Grant guidelines

Advancing equitable access to experiential learning in schools

Summary

 

The Braitmayer Foundation seeks to support organizations advancing equitable access to experiential learning that is meaningful and relevant to students’ lives, including project-based and other active learning approaches. Grants will support efforts that increase the quality and quantity of teacher-facilitated projects and programs that amplify and spread the practice of experiential learning in K-12 schools. The Foundation will focus on projects and programs serving low-income students in coastal New England and coastal Pacific Northwest.

The Foundation’s funding opportunity this year offers a limited number of one-year grants of $35,000 – $50,000 to organizations at various levels of capacity. The Foundation anticipates inviting a limited number of follow-up requests for continued and sustained support from this cycle’s pool of grantees, depending on progress and interest.

 

Timeline – 2024 Grant Cycle

 

Activity Date
Concept Proposal Application Opens April 1
Concept Proposals Due May 1
Concept Proposal Decisions June 1
Full Proposals Due July 1
Grants Announced August 24

 

Background

 

The Braitmayer Foundation is a 4th generation family foundation that seeks to honor our shared values and continue our family legacy of giving to strengthen education. We seek to fund organizations that are increasing access to quality education for all students, especially in the communities with the least resources.

The Braitmayer Foundation has a history of supporting experiential education. Over the years, it has observed how experiential learning aligns with the demands of the global world and helps students be adaptable, innovative, and self-directed learners and leaders in their communities. It knows teachers have been the leading advocates of experiential learning in schools, addressing its challenges and spreading its practice. The Foundation has also seen how experiential learning centers young people as visible leaders and problem-solvers in their schools and communities.

The Foundation seeks to continue championing experiential learning in schools and support efforts that increase the quality and quantity of teacher-facilitated projects in schools serving low-income students.

 

Defining experiential learning

 

The Foundation is not dogmatic about the definitions of experiential, active, authentic, or project-based learning pedagogies. The Foundation encourages organizations taking creative approaches to advancing equitable access to student-centered learning to apply, even if they do not directly identify with experiential learning. The Foundation prioritizes projects or programs aligned with the following design elements considered essential for learning:

Real-world relevance: Authentic activities match the real-world tasks of professionals in practice as nearly as possible. Learning rises to authenticity when youth work actively with abstract concepts, facts, and formulae inside a realistic—and highly social—context mimicking “the ordinary practices of the [disciplinary] culture.”

Ill-defined problem: Challenges are not simulations and cannot be solved easily by applying existing solutions. Instead, authentic activities are relatively undefined and open to multiple interpretations.
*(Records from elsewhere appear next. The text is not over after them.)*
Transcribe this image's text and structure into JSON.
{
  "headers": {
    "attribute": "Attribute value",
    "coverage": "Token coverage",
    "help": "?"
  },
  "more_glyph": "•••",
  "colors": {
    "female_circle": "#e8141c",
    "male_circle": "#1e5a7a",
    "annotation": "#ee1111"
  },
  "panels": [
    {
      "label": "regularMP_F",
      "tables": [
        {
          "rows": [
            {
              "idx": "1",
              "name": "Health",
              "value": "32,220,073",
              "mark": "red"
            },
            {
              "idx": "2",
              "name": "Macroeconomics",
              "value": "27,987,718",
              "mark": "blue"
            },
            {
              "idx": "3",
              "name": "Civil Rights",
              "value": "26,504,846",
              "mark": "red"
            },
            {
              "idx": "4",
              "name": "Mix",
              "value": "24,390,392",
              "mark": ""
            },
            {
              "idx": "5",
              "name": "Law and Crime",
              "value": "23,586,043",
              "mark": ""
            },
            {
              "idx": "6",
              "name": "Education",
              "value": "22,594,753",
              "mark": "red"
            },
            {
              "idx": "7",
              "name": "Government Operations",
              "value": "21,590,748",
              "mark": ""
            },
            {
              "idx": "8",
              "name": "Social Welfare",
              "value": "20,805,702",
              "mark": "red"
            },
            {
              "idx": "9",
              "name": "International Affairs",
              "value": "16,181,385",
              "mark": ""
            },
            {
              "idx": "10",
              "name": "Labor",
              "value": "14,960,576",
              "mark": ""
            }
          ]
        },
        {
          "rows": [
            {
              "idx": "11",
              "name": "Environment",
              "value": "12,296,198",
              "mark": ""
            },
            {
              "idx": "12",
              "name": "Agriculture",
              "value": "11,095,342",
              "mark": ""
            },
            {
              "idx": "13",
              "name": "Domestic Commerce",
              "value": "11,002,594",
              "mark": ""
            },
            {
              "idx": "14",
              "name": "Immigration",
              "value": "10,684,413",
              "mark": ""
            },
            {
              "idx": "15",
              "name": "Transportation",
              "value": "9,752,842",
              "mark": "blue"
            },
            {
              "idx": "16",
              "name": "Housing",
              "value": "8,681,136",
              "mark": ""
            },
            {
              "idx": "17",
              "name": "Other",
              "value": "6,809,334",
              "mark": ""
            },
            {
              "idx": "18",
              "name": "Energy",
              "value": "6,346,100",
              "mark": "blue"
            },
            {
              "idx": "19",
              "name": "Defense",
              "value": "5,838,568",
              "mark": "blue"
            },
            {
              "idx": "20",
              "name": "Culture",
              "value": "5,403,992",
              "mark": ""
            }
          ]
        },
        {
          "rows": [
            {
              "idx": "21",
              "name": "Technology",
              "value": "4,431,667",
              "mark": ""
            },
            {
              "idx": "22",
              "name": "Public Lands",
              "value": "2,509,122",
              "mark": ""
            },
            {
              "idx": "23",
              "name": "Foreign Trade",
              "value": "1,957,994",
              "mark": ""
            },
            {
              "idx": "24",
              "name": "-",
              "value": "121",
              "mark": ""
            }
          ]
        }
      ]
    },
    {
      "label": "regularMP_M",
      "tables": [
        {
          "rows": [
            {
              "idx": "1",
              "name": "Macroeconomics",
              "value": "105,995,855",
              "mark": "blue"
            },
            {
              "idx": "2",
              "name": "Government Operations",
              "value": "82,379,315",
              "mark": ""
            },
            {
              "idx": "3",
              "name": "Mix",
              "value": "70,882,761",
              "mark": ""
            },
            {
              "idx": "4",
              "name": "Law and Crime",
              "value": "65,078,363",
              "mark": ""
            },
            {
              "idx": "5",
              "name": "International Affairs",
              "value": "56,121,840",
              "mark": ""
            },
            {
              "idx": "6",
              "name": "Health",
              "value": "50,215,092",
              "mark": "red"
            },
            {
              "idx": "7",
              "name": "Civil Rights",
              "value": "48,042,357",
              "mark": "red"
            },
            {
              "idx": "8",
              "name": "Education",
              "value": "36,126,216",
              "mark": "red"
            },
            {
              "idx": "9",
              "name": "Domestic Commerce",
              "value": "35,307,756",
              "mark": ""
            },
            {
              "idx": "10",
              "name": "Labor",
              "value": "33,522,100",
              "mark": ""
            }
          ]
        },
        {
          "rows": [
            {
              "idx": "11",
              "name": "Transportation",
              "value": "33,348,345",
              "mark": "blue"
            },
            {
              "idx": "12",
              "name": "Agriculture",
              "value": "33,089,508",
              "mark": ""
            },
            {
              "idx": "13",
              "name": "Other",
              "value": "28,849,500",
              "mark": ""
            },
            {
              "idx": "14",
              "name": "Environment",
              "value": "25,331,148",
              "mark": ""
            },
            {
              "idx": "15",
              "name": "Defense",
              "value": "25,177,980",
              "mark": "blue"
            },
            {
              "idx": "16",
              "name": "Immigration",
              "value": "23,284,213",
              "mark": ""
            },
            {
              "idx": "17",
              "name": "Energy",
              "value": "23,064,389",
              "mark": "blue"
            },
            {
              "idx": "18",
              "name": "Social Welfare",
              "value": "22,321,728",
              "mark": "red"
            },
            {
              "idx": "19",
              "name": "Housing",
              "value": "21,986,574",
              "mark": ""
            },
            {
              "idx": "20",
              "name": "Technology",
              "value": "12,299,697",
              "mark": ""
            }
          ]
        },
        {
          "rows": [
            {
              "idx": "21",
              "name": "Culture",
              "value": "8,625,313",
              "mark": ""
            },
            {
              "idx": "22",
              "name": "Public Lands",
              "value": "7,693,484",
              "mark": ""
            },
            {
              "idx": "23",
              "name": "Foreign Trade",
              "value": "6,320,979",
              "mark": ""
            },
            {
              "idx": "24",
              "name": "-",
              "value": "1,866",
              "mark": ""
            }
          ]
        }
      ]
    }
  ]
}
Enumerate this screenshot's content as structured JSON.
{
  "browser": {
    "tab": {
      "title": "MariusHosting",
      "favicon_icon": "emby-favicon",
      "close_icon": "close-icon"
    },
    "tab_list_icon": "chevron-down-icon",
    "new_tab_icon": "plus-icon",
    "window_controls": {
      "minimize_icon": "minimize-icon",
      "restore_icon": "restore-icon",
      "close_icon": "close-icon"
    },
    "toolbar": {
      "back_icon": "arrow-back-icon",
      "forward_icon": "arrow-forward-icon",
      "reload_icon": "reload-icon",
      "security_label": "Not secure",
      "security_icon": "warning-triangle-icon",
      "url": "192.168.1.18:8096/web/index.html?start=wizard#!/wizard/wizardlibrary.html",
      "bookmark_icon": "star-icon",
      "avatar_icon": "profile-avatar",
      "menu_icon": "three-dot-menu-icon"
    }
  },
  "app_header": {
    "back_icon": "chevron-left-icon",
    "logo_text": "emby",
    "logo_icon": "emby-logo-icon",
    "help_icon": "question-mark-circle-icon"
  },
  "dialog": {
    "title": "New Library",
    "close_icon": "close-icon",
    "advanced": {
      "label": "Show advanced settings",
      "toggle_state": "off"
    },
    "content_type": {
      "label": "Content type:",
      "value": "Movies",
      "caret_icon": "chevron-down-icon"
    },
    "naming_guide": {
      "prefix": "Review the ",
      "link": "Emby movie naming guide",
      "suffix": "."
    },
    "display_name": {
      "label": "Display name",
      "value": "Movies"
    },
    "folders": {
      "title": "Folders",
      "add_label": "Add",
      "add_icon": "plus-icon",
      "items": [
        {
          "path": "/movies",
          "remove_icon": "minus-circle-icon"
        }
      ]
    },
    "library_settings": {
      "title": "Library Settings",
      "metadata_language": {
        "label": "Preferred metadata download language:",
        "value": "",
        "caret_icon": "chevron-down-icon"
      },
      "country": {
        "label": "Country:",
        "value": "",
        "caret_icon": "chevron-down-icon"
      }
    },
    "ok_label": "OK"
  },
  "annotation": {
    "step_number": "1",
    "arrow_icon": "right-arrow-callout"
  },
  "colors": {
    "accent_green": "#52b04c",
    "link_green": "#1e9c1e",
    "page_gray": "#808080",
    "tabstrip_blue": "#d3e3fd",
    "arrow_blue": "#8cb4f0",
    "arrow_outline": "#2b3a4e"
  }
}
Sustained investigation: Problems cannot be solved in minutes or even hours. Instead, authentic activities comprise complex tasks to be investigated by youth over a sustained period, requiring significant time and intellectual resources.

Collaboration: Success is not achievable by an individual learner working alone. Authentic activities make collaboration integral to the task within the course and in the real world.

Voice and Choice: Authentic activities enable learners to make choices and reflect on their learning individually and as a team or community.

Interdisciplinary perspective: Relevance is not confined to a single domain or subject matter specialization. Instead, authentic activities have consequences that extend beyond a particular discipline, encouraging youth to adopt diverse roles and think in interdisciplinary terms.

Integrated assessment: Assessment is not merely summative in authentic activities but is woven seamlessly into the significant task to reflect real-world evaluation processes.

 

What the Foundation looks for in a project or program

 

The Foundation seeks to learn from projects and programs that can help build the field and spread the pedagogy, systems, and tools to a broad audience. It is especially interested in projects that have inclusive strategies for students – specifically student populations that are often overlooked, such as students with disabilities, including mobility, sensory, or are considered neurodiverse.

While the concept applications will provide more of a summary, we are looking for full proposals that communicate most or all of the following:

Familiarity with the theory and practice. As leaders, applicants should be grounded in the field and the challenges of active learning, problem-based learning, experiential education, etc.

Equity. The project explicitly tries to address equity – racial, class, gender, ability, etc.

Universal design. Projects are accessible to people with various abilities, disabilities, and other characteristics.

Clear goals and objectives. The project is outcome- and results-oriented.

A learning orientation. The project addresses exciting questions about the challenges of the work that is useful to others.

Experiential learning is core to the mission. Providing experiential or active learning for young people is a central aspect of the organization’s mission and a driver of the organization’s creativity, innovation, and ongoing partnerships.

The proof is in the projects. Participants take leadership in producing tangible and authentic products, services, or experiences that benefit the larger community, build social capital, and showcase their talents. Does it feel real to the students?

 

Eligibility Criteria

 

  1. Nonprofit organizations. Applicants must be U.S.-based nonprofit organizations, institutions, or schools with approved IRS 501(c)(3) status or fiscal agents with a 501(c)(3) status. Collaborations may include organizations that do not have this designation.
  2. Target communities. Provide services or collaborate with schools in coastal New England and coastal Pacific Northwest.
  3. Local teacher leadership/participation. Applicants should demonstrate participation, support, or “buy-in” from teachers.
  4. Match requirement. There is no funding match requirement, but financial and in-kind contributions to the project and evidence of interest and support from other funders will strengthen the case.
  5. Organizational size. The Foundation will favor requests that have the potential to benefit the most students and teachers in a district. Large organizations are not a priority. We encourage small organizations to apply, potentially in coalition with other community partners.